Volatility is back-until recently we’ve had prolonged periods of low volatility in the stock market. Why does that matter? Because the cost to buy options on the S&P 500 (which is used to drive returns in index products) goes up with volatility.
The Perfect Storm drives down caps on S&P 500-based indexed products
With low bond yields and higher volatility, caps on S&P 500-based products continue to drop.
Many IUL products that used to have annual caps of 11%-12% are now hovering around 9%.
With FIAs, annual point-to-point caps have also come down (recently they’ve been north of 6% and now they are sinking below 5% for most products).
Are indexed products dead?
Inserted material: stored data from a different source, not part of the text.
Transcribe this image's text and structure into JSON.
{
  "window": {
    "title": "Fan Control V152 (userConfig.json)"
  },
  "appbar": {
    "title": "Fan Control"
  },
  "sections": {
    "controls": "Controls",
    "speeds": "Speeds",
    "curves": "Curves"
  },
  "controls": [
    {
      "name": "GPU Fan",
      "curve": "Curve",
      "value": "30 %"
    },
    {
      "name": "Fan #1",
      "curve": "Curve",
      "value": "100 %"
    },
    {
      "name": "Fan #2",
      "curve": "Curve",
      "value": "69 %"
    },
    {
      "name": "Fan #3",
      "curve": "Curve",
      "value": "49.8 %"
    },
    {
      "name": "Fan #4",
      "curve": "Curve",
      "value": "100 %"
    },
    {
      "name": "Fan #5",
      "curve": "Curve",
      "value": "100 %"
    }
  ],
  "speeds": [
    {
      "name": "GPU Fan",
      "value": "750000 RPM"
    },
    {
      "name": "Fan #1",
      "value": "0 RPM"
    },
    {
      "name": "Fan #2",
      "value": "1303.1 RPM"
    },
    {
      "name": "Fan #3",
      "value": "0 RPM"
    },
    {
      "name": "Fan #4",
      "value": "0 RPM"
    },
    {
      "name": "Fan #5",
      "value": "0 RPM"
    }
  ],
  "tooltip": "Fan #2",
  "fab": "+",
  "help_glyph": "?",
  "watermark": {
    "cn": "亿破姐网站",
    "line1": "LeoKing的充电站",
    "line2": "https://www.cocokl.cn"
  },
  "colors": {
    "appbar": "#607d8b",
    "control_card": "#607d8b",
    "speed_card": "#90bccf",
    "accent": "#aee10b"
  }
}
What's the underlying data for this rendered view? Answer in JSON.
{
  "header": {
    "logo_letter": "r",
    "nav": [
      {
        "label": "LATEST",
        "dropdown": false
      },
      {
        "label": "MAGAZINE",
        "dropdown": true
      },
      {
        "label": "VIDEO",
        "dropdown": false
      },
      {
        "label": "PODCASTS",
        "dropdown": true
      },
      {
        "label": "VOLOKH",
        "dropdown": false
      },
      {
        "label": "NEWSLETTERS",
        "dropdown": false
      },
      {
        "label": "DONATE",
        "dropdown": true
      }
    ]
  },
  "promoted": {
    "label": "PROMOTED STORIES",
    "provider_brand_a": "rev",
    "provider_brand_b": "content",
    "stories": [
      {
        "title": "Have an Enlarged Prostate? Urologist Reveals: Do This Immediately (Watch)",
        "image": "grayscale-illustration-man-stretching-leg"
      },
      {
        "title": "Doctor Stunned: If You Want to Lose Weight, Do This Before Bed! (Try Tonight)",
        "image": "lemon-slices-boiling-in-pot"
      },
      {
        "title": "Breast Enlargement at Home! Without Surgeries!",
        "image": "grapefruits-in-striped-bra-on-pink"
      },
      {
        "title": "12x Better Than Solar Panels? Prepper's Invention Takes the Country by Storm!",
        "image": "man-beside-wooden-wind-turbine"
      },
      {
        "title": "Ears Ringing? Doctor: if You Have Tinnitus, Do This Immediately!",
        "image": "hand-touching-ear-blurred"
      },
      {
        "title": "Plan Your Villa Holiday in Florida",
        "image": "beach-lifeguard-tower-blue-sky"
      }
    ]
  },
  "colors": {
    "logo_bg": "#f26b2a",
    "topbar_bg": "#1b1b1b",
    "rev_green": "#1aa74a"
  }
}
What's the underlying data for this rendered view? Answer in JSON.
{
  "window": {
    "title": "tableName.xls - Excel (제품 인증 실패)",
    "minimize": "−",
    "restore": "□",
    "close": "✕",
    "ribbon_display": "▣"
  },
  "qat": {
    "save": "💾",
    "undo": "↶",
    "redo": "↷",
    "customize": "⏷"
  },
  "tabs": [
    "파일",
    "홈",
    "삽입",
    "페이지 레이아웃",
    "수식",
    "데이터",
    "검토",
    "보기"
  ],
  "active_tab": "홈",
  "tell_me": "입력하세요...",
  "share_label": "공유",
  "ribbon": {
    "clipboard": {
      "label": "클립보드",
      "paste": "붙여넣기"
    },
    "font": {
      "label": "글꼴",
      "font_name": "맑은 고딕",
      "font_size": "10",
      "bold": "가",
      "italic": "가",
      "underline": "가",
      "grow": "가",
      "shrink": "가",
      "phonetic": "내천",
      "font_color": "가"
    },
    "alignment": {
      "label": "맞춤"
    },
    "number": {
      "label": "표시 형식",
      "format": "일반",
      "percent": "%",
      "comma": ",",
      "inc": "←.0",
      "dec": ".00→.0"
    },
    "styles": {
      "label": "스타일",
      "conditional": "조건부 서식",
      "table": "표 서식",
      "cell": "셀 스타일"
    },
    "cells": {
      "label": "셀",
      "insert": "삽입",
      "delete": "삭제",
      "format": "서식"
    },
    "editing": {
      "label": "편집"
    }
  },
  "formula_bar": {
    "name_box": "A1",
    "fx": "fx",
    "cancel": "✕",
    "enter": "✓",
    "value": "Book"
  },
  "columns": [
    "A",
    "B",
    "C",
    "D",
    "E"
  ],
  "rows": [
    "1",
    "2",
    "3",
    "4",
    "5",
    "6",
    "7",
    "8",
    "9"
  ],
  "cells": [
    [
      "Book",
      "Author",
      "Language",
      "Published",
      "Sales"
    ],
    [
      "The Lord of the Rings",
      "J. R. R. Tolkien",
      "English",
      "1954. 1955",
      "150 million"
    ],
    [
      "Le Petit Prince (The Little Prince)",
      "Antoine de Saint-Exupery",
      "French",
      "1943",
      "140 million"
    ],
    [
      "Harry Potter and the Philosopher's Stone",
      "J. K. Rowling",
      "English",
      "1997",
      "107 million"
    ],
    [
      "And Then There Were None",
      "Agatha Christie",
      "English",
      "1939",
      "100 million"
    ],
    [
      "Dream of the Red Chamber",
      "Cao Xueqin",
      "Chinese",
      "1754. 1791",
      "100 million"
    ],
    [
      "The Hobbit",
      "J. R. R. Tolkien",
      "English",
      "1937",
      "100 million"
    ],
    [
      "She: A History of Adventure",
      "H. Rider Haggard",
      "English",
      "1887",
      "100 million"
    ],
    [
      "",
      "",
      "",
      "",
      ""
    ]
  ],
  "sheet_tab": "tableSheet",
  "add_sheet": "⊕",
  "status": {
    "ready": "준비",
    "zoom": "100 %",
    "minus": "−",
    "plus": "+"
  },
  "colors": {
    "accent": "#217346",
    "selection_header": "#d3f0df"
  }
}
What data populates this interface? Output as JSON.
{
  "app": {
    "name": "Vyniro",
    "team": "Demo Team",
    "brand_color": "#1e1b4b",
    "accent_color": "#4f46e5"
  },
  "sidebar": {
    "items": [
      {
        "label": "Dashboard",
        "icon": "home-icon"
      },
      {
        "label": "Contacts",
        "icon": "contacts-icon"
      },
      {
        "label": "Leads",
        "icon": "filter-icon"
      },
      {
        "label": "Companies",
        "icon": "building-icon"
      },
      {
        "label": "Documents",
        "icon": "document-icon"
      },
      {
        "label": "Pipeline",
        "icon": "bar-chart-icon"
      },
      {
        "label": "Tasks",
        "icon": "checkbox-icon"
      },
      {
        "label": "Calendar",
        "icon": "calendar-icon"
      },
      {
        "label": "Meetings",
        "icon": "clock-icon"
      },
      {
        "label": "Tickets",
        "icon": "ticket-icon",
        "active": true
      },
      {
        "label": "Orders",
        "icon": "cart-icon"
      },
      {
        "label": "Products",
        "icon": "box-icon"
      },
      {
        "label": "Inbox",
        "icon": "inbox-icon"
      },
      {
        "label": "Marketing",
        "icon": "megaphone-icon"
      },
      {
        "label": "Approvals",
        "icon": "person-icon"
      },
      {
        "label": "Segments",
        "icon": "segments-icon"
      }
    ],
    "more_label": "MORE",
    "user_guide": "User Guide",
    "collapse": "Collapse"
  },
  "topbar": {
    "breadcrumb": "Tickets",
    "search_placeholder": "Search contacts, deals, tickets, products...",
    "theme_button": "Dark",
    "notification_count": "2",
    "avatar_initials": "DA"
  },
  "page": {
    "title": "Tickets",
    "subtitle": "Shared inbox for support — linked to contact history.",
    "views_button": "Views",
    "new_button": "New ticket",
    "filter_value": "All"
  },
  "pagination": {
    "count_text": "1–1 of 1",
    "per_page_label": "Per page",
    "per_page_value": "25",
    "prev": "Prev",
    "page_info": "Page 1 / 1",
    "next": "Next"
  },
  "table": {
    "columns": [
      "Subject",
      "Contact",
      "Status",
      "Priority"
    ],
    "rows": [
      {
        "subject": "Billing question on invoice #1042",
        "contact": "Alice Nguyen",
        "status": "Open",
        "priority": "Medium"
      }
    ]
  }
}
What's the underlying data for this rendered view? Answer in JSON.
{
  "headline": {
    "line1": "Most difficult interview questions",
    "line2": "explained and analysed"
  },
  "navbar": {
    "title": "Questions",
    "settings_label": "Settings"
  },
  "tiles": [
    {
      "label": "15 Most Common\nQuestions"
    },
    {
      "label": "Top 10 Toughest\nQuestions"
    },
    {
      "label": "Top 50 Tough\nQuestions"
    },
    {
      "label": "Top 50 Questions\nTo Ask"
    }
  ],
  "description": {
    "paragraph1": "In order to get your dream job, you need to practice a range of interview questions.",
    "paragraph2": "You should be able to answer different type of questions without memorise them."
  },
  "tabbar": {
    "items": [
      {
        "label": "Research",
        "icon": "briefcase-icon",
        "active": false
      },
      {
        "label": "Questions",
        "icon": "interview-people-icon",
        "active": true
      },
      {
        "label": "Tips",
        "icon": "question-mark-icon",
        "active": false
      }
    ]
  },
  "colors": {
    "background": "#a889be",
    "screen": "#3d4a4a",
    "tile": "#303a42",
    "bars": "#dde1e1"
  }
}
Nope. Insurance companies saw the writing on the wall with S&P 500 based products and within the last several years most started offering VCIs. VCIs cost less to hedge risk and are designed for more growth (due mainly to higher participation rates).
Let’s compare an annual point-to-point FIA using an S&P 500-based cap of 6% (where they were in 2019 with many products) with a VCI designed for growth.
- S&P 500-based FIA in 2019 returned: 6%
- VCI in 2019 returned: 16.55
- I also found a different VCI that would have returned 25.95% in 2019*.
- For context, one of my favorite FIAs with a VCI (with less volatility) returned 8.71% in 2019.
*This return was high because I illustrated the rate when you buy up the participation rate.
What about IULs? Let’s compare an IUL with a 10% S&P 500 annual point-to-point cap with my favorite IUL with a VCI.
- IUL with 10% S&P 500 cap in 2019 returned: 10%
- IUL with VIC in 2019 returned: 19.89%
What’s the point of this newsletter?
- It’s time to transition clients away from S&P 500-based indexes and into VCIs. That means when your clients come up for renewal on current products, you should be telling them to reallocate their money away into VCIs you trust. And when you sell new products, you might want to allocate the majority, if not all, of the money to VCIs.
- There are some really good VCIs out there that you should learn about (and if you are not familiar with FIAs and IULs, you owe it to your clients to learn and uses them as asset classes when appropriate).